Intermediate

Search & Reranking

Retrieval quality is the single biggest driver of RAG output quality — if the wrong chunks reach the LLM, no amount of prompt engineering recovers the answer. This page covers the full retrieval stack: how vector search and keyword search work and where each fails, how to fuse them with hybrid retrieval, how query expansion and HyDE improve recall, and how reranking restores precision after you've cast a wide net. The production benchmark result sets the target: BM25 alone 58% accuracy → hybrid 79% → hybrid + rerank 91%.

Two Retrieval Paradigms

Dimension	Dense (vector / semantic)	Sparse (keyword / BM25)
How it works	Query and document are embedded into dense vectors; similarity is cosine distance in high-dimensional space	Term-frequency scoring (BM25); ranks documents by exact keyword matches, weighted by rarity and document length
Strength	Captures semantics — "cost" matches "price", synonyms, paraphrases, cross-lingual queries	Exact-term precision — serial numbers, product codes, names, technical identifiers
Weakness	Misses rare/specific terms; "SKU-XJ-4421" may not match if not in training vocabulary	Vocabulary mismatch — "inexpensive" does not match "cheap"; no semantic understanding
Speed	Approximate nearest-neighbour (ANN); fast at <100ms for millions of vectors	Inverted index lookup; extremely fast (<10ms); ElasticSearch / OpenSearch / Typesense
Accuracy alone	~79% in production benchmarks (semantic only)	~58% in production benchmarks (BM25 only)
Best for	Natural language queries, concept search, Q&A over prose	Technical queries with exact identifiers, proper nouns, code snippets

Neither approach dominates in production. Dense retrieval wins on semantic understanding; sparse wins on exact-term recall. Combining them is the first upgrade every RAG system should make.

Hybrid Retrieval

Hybrid retrieval runs both dense and sparse searches independently, then merges the two ranked result lists before passing candidates to the LLM (or a reranker). The merge step is the key design decision.

Reciprocal Rank Fusion (RRF) — the standard merge algorithm

RRF ignores raw similarity scores entirely (which have incompatible scales between BM25 and cosine) and works only on rank position. For each document, its RRF score is:

RRF_score(doc) = Σ 1 / (k + rank_in_list_i)

Where k is a constant (typically 60) that dampens the impact of very-high-ranked documents. Documents that rank highly in both lists accumulate the highest RRF scores.

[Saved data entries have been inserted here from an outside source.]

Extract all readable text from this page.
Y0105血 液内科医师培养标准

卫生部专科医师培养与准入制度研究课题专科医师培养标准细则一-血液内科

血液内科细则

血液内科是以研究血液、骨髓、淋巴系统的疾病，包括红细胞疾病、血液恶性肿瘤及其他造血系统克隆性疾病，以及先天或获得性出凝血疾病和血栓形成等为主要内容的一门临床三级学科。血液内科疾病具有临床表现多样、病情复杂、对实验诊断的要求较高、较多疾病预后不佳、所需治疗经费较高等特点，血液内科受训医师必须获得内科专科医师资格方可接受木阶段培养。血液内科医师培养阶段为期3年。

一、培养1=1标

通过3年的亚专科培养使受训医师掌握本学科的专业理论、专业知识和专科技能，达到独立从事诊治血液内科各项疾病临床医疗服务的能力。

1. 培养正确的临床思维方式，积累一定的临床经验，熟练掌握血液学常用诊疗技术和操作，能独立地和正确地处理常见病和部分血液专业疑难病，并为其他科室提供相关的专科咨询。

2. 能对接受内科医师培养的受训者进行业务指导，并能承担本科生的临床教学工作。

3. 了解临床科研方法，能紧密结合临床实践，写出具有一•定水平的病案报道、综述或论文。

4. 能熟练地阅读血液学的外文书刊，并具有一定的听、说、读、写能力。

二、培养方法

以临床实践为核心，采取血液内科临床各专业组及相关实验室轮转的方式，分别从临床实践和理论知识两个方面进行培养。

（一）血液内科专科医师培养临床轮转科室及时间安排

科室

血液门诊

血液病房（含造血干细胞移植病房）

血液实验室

Documents that rank highly in only one list still appear — preserving the benefit of each search type.

No score normalisation required — works out-of-the-box across any two retrieval methods
No learned parameters — zero-shot, no training data needed
Scales to billion-document indices where global score normalisation is expensive
Native support in Pinecone, Weaviate, Elasticsearch, and MongoDB Atlas

Implementation options

Native hybrid DB: Pinecone, Weaviate, MongoDB Atlas — run both searches and RRF in one query call; lowest operational overhead
Two-stack: vector DB (Qdrant / pgvector) + keyword search (Elasticsearch / OpenSearch) — more control, more infra
BGE-M3 single model: one model produces dense + sparse vectors simultaneously — no separate BM25 index needed; best for latency-sensitive systems

Alpha weighting

Some implementations let you tune an alpha weight: score = α·dense + (1-α)·sparse.

α = 1.0 → pure dense
α = 0.0 → pure sparse
α = 0.5 → equal weight (typical starting point)
α = 0.75 → dense-heavy (natural language heavy corpora)
Tune α against your recall@k eval set — don't guess

Query-Side Techniques

Even with hybrid search, a poorly phrased query retrieves poor results. These techniques improve recall before the search even runs.

Query expansion

Use an LLM to generate synonym terms, related concepts, and alternative phrasings of the original query. The expanded terms are added to the keyword search component, increasing the chance of matching documents that use different vocabulary.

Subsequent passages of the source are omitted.